There is, of course, a lengthy history of aging wines in clay earthenware, dating as far back as 8,000 years ago; the practice has recently been readopted by scores of natural winemakers across the globe, who find that the clay allows for greater control over temperature and oxygen exchange. But its crossover to the cocktail world is a more recent phenomenon, dating back only a few years—to 2013, to be precise.
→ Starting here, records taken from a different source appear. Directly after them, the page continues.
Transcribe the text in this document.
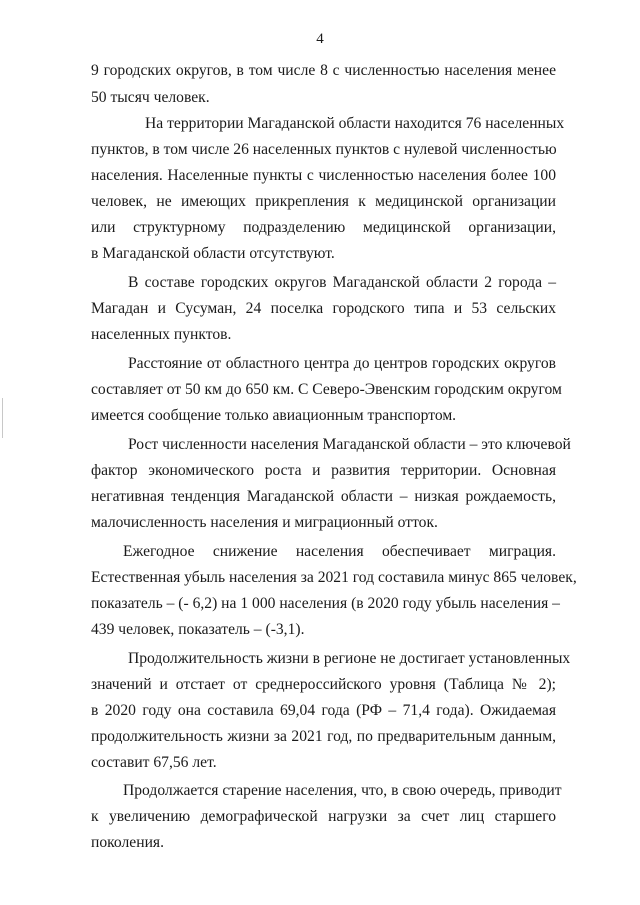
4
9 городских округов, в том числе 8 с численностью населения менее
50 тысяч человек.
На территории Магаданской области находится 76 населенных
пунктов, в том числе 26 населенных пунктов с нулевой численностью
населения. Населенные пункты с численностью населения более 100
человек, не имеющих прикрепления к медицинской организации
или структурному подразделению медицинской организации,
в Магаданской области отсутствуют.
В составе городских округов Магаданской области 2 города –
Магадан и Сусуман, 24 поселка городского типа и 53 сельских
населенных пунктов.
Расстояние от областного центра до центров городских округов
составляет от 50 км до 650 км. С Северо-Эвенским городским округом
имеется сообщение только авиационным транспортом.
Рост численности населения Магаданской области – это ключевой
фактор экономического роста и развития территории. Основная
негативная тенденция Магаданской области – низкая рождаемость,
малочисленность населения и миграционный отток.
Ежегодное снижение населения обеспечивает миграция.
Естественная убыль населения за 2021 год составила минус 865 человек,
показатель – (- 6,2) на 1 000 населения (в 2020 году убыль населения –
439 человек, показатель – (-3,1).
Продолжительность жизни в регионе не достигает установленных
значений и отстает от среднероссийского уровня (Таблица № 2);
в 2020 году она составила 69,04 года (РФ – 71,4 года). Ожидаемая
продолжительность жизни за 2021 год, по предварительным данным,
составит 67,56 лет.
Продолжается старение населения, что, в свою очередь, приводит
к увеличению демографической нагрузки за счет лиц старшего
поколения.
It was then that Douglas Derrick took over as wine director at Nostrana, a modern Italian restaurant in Portland, Oregon. “That job really opened me up to the world of amphora-aged wine, mainly Georgia and what was happening in Italy with [Elisabetta] Foradori making incredible wines that were influenced with texture and flavor and oxygen, but not vanillin from oak,” he explains. “The joke started at that point: I want to age cocktails in an amphora. No one else has done that and that would be amazing.”